A Centre for Drones and Culture seminar talk (online)
Dr Elisa Serafinelli, Manchester Metropolitan University
This presentation examines the transformative role of drones as emerging visual technologies that reconfigure our perception, representation, and understanding of the world. Drones extend human vision by capturing perspectives that were previously inaccessible, offering novel ways of seeing that defamiliarise the familiar and reveal overlooked dimensions of landscapes, infrastructures, and social spaces. Drawing on research conducted through the AHRC Leadership Fellowship project Drones in Visual Culture: Developing a New Theory of Visual Mobile Communication, this work advances a critical framework for theorising drone visuals, interrogating the semiotics of aerial perspectives.
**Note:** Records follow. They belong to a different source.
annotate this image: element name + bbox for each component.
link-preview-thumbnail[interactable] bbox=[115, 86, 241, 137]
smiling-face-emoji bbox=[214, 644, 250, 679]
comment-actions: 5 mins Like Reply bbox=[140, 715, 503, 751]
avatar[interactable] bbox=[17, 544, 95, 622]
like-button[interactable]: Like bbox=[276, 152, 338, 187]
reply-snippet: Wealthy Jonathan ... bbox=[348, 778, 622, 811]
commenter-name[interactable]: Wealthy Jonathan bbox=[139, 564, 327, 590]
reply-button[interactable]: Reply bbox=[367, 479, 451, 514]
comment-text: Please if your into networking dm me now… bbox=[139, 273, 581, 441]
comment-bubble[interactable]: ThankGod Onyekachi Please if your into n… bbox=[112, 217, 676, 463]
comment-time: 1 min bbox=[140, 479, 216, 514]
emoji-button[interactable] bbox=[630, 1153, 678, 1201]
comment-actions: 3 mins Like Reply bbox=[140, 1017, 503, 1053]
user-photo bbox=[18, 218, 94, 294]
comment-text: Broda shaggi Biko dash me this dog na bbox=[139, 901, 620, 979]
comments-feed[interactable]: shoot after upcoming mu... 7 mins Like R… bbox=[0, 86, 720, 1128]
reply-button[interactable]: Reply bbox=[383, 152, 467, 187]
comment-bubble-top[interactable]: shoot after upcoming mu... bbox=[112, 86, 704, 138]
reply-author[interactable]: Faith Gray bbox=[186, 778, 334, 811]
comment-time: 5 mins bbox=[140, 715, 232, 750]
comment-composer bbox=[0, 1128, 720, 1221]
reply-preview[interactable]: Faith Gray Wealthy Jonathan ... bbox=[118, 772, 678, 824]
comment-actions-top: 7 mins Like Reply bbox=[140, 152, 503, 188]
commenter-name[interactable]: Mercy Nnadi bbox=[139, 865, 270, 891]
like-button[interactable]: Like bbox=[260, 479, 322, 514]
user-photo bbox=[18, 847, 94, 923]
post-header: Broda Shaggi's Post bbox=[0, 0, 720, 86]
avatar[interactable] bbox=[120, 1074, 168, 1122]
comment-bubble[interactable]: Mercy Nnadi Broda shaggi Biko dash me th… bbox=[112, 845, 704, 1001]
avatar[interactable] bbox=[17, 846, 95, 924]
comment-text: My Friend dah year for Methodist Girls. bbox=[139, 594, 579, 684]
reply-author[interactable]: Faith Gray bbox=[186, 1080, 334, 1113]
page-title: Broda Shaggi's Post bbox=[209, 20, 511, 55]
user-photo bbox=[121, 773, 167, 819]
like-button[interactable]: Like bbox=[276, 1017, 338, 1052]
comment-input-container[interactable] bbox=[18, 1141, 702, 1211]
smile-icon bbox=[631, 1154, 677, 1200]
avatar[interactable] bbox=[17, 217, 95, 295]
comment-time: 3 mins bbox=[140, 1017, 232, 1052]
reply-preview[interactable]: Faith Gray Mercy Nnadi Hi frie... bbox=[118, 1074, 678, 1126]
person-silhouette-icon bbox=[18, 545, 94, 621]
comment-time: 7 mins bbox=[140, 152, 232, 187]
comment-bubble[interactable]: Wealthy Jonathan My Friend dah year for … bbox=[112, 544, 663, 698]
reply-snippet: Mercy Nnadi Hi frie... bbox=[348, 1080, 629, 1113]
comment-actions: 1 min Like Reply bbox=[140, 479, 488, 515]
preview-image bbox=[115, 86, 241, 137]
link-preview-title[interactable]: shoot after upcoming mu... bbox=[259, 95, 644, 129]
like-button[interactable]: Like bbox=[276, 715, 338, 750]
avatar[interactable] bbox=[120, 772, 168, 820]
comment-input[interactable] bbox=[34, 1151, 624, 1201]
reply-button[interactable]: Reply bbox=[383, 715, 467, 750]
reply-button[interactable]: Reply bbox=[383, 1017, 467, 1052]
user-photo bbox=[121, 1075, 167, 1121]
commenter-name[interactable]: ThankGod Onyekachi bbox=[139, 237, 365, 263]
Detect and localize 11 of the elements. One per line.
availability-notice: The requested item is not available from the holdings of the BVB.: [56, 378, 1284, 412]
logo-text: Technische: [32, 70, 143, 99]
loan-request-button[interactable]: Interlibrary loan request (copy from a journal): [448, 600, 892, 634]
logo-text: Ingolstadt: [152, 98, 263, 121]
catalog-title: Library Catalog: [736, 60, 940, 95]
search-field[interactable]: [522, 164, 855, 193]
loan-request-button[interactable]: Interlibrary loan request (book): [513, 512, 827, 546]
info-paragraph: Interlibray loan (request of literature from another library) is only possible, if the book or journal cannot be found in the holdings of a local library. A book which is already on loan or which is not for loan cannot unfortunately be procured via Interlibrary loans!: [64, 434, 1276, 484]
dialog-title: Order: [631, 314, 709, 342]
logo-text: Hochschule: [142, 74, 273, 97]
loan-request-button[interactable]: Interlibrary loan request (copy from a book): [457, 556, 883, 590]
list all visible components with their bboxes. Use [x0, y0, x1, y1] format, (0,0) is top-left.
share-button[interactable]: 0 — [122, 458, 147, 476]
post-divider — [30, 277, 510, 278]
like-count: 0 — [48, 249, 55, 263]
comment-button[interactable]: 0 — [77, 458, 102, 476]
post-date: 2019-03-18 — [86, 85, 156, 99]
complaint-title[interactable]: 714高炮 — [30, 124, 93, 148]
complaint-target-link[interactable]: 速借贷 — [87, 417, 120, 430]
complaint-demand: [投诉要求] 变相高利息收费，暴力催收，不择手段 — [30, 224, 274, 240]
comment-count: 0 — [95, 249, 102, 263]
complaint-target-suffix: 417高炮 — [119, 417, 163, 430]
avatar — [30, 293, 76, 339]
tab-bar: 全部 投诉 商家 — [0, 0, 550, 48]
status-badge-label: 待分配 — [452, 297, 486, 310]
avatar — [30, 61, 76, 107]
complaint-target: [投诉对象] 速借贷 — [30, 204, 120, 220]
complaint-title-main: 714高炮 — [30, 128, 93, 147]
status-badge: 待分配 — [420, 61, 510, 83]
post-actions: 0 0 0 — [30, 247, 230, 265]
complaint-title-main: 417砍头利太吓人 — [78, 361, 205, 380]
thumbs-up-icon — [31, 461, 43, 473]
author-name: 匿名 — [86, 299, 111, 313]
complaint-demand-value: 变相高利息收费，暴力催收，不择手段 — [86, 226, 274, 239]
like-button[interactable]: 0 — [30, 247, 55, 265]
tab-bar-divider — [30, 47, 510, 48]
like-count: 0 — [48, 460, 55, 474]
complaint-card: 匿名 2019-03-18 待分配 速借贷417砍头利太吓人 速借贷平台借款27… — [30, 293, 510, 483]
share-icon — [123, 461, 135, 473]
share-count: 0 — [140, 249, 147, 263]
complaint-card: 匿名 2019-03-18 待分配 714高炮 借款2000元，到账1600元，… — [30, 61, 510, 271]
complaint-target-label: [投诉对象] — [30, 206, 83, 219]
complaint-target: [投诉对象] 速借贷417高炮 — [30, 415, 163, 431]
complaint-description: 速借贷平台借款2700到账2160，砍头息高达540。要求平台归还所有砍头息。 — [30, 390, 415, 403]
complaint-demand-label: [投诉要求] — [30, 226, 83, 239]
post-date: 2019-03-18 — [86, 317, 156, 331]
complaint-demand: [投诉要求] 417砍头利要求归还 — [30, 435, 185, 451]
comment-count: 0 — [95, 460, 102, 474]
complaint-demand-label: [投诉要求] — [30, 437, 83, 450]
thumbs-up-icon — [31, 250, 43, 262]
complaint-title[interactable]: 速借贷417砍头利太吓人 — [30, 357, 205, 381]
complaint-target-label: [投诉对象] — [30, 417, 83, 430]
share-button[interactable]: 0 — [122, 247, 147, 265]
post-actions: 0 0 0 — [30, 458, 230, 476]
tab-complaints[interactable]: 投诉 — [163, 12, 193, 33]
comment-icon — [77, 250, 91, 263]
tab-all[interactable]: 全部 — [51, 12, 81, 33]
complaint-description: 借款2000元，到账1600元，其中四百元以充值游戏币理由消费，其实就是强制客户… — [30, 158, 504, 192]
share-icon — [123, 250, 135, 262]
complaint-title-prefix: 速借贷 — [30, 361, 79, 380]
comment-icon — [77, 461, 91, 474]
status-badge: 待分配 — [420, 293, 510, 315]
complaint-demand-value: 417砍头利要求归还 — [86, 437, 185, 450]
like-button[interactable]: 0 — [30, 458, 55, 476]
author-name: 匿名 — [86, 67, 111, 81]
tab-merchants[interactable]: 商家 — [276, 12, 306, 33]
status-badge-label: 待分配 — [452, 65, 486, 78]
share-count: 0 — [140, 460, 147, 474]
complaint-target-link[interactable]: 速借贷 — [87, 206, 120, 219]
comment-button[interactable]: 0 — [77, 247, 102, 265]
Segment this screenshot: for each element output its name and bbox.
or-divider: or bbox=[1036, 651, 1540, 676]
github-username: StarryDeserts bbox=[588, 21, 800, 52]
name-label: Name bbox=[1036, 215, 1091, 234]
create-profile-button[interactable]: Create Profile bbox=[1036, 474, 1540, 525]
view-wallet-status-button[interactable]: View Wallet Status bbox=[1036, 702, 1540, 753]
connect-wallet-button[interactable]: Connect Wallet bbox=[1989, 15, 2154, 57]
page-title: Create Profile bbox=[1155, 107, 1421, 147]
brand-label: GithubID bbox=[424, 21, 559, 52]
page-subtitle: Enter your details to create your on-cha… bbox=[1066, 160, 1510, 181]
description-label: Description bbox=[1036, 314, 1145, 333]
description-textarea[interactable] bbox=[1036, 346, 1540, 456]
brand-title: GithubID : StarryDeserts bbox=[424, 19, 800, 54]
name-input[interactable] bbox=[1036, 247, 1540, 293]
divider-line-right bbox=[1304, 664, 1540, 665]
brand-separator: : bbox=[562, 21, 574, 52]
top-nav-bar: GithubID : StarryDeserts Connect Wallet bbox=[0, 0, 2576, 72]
Through analysis of users’ and developers’ perspectives, as well as visual case studies, this presentation explores how drone imagery generates new visual cultures and practices. It also reflects on the broader implications of drones for visual culture, emphasising their potential to disrupt existing visual regimes, and outlines future directions for scholarship on the social, cultural, and ethical life of drone visuals.
About the speaker:
Elisa Serafinelli is Senior Lecturer in Digital Media and Communication at Manchester Metropolitan University. She received her PhD in 2015 from the University of Hull (United Kingdom) in Media, Communication and Society with a research project titled Digital Life on Instagram: Social Communication of Photography, which was published by Emerald in 2018. She is the author, most recently, of Theorising Drones in Visual Culture: Views from the Blue (Palgrave Macmillan, 2024) and the editor of Drones in Society: New Visual Aesthetics (Palgrave Macmillan, 2024).